Sadr's militias have moved the main battlefield south to cities like Samawah, Nasiriyah and Diwaniyah where there's no American surge of troops, and from which many Iraqi troops were recalled to serve in Baghdad. But over there, too, the Iraqi security forces and local administrations did not show the weakness that Sadr was hoping to see. As a result, Sadr's representatives have been forced to accept "truces."
I know this may make things sound as if Sadr has the upper hand, that he can force a truce on the state. But the fact that is missing from news reports is that, with each new eruption of clashes, Sadr's position becomes weaker as tribes and local administrations join forces to confront his outlaw militias.
Al Qaeda hasn't been any luckier than Sadr, and the tide began to turn even before the surge was announced. The change came from the most unlikely city and unlikely people, Ramadi and its Sunni tribes.
In Baghdad the results have been just as spectacular so far. The district where al Qaeda claimed to have established its Islamic emirate is exactly where al Qaeda is losing big now, and at the hands of its former allies who have turned on al Qaeda and are slowly reaching out to the government.

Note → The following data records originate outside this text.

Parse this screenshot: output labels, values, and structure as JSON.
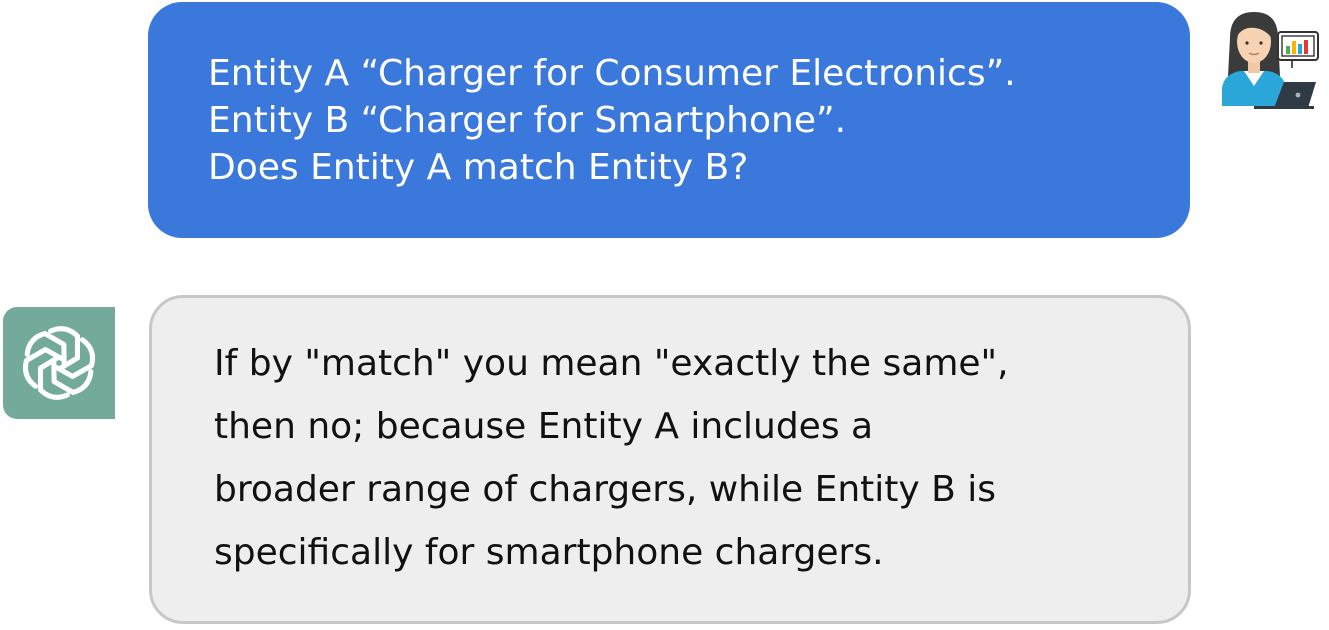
{
  "conversation": {
    "user_message": {
      "lines": [
        "Entity A “Charger for Consumer Electronics”.",
        "Entity B “Charger for Smartphone”.",
        "Does Entity A match Entity B?"
      ],
      "bubble_color": "#3b78db",
      "avatar_icon": "woman-with-laptop-icon"
    },
    "assistant_message": {
      "lines": [
        "If by \"match\" you mean \"exactly the same\",",
        "then no; because Entity A includes a",
        "broader range of chargers, while Entity B is",
        "specifically for smartphone chargers."
      ],
      "bubble_color": "#eeeeee",
      "avatar_icon": "chatgpt-logo-icon",
      "avatar_color": "#74aa9c"
    }
  }
}
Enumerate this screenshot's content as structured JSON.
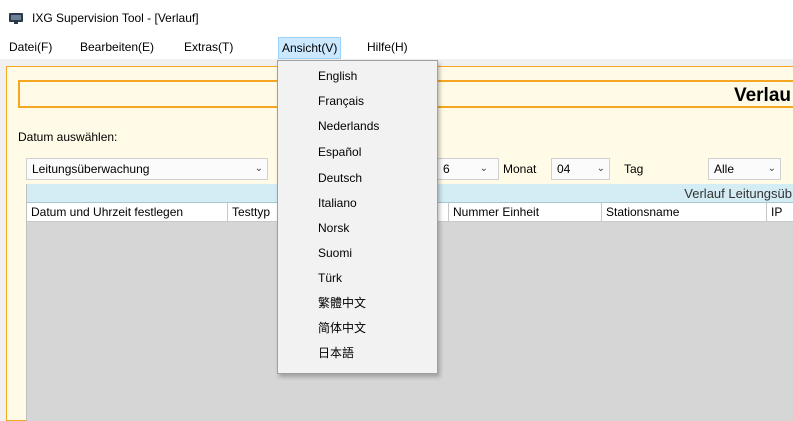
{
  "window": {
    "title": "IXG Supervision Tool - [Verlauf]"
  },
  "menubar": {
    "items": [
      {
        "label": "Datei(F)"
      },
      {
        "label": "Bearbeiten(E)"
      },
      {
        "label": "Extras(T)"
      },
      {
        "label": "Ansicht(V)",
        "active": true
      },
      {
        "label": "Hilfe(H)"
      }
    ]
  },
  "view_menu": {
    "items": [
      {
        "label": "English"
      },
      {
        "label": "Français"
      },
      {
        "label": "Nederlands"
      },
      {
        "label": "Español"
      },
      {
        "label": "Deutsch"
      },
      {
        "label": "Italiano"
      },
      {
        "label": "Norsk"
      },
      {
        "label": "Suomi"
      },
      {
        "label": "Türk"
      },
      {
        "label": "繁體中文"
      },
      {
        "label": "简体中文"
      },
      {
        "label": "日本語"
      }
    ]
  },
  "main": {
    "heading": "Verlau",
    "date_label": "Datum auswählen:",
    "filters": {
      "type_value": "Leitungsüberwachung",
      "year_value_fragment": "6",
      "month_label": "Monat",
      "month_value": "04",
      "day_label": "Tag",
      "day_value": "Alle"
    },
    "table": {
      "caption": "Verlauf Leitungsüb",
      "columns": [
        {
          "label": "Datum und Uhrzeit festlegen"
        },
        {
          "label": "Testtyp"
        },
        {
          "label": ""
        },
        {
          "label": "Nummer Einheit"
        },
        {
          "label": "Stationsname"
        },
        {
          "label": "IP"
        }
      ]
    }
  },
  "colors": {
    "accent_orange": "#f5a623",
    "panel_cream": "#fffbe6",
    "menu_highlight": "#cce8ff",
    "table_caption_blue": "#d4ecf4"
  },
  "icons": {
    "app": "app-icon",
    "dropdown_arrow": "chevron-down-icon"
  }
}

While al Qaeda and Sadr are by no means finished off militarily, what has changed is that both of them are fighting their former public base of support. That course can't lead them to success in fomenting the sectarian war they had bet their money on.
It would be unrealistic to expect political progress to take place along the same timeline as this military progress. The obvious reason is that Iraqi politics tend to be affected by developments on the battlefield. Anyone familiar with the basics of negotiations should understand this.

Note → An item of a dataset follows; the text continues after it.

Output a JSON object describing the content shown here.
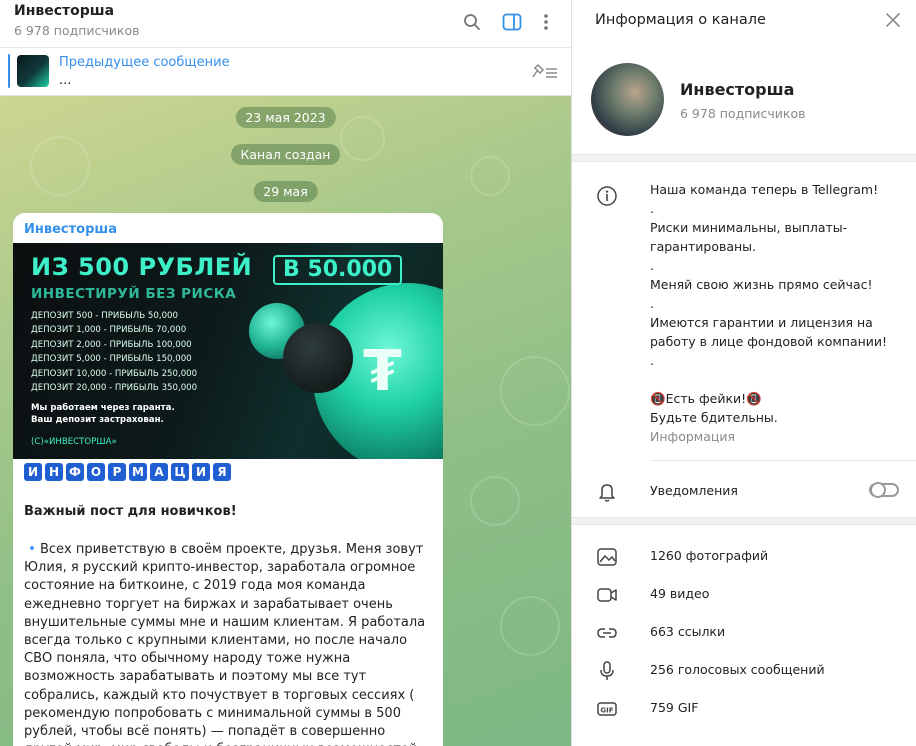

First things first. Let's allow our troops to finish their job. And when that is done nation-building will follow, and that's where diplomats and politicians will have to do the fighting in their own way while American soldiers can finally enjoy a well-deserved rest.
Backing off now is not an option. The light at the end of the tunnel faded for a whole dark year, but we can see it again now and it's getting brighter. It's our duty to keep walking towards it.
Mr. Fadhil co-writes a blog, IraqTheModel.com, from Baghdad.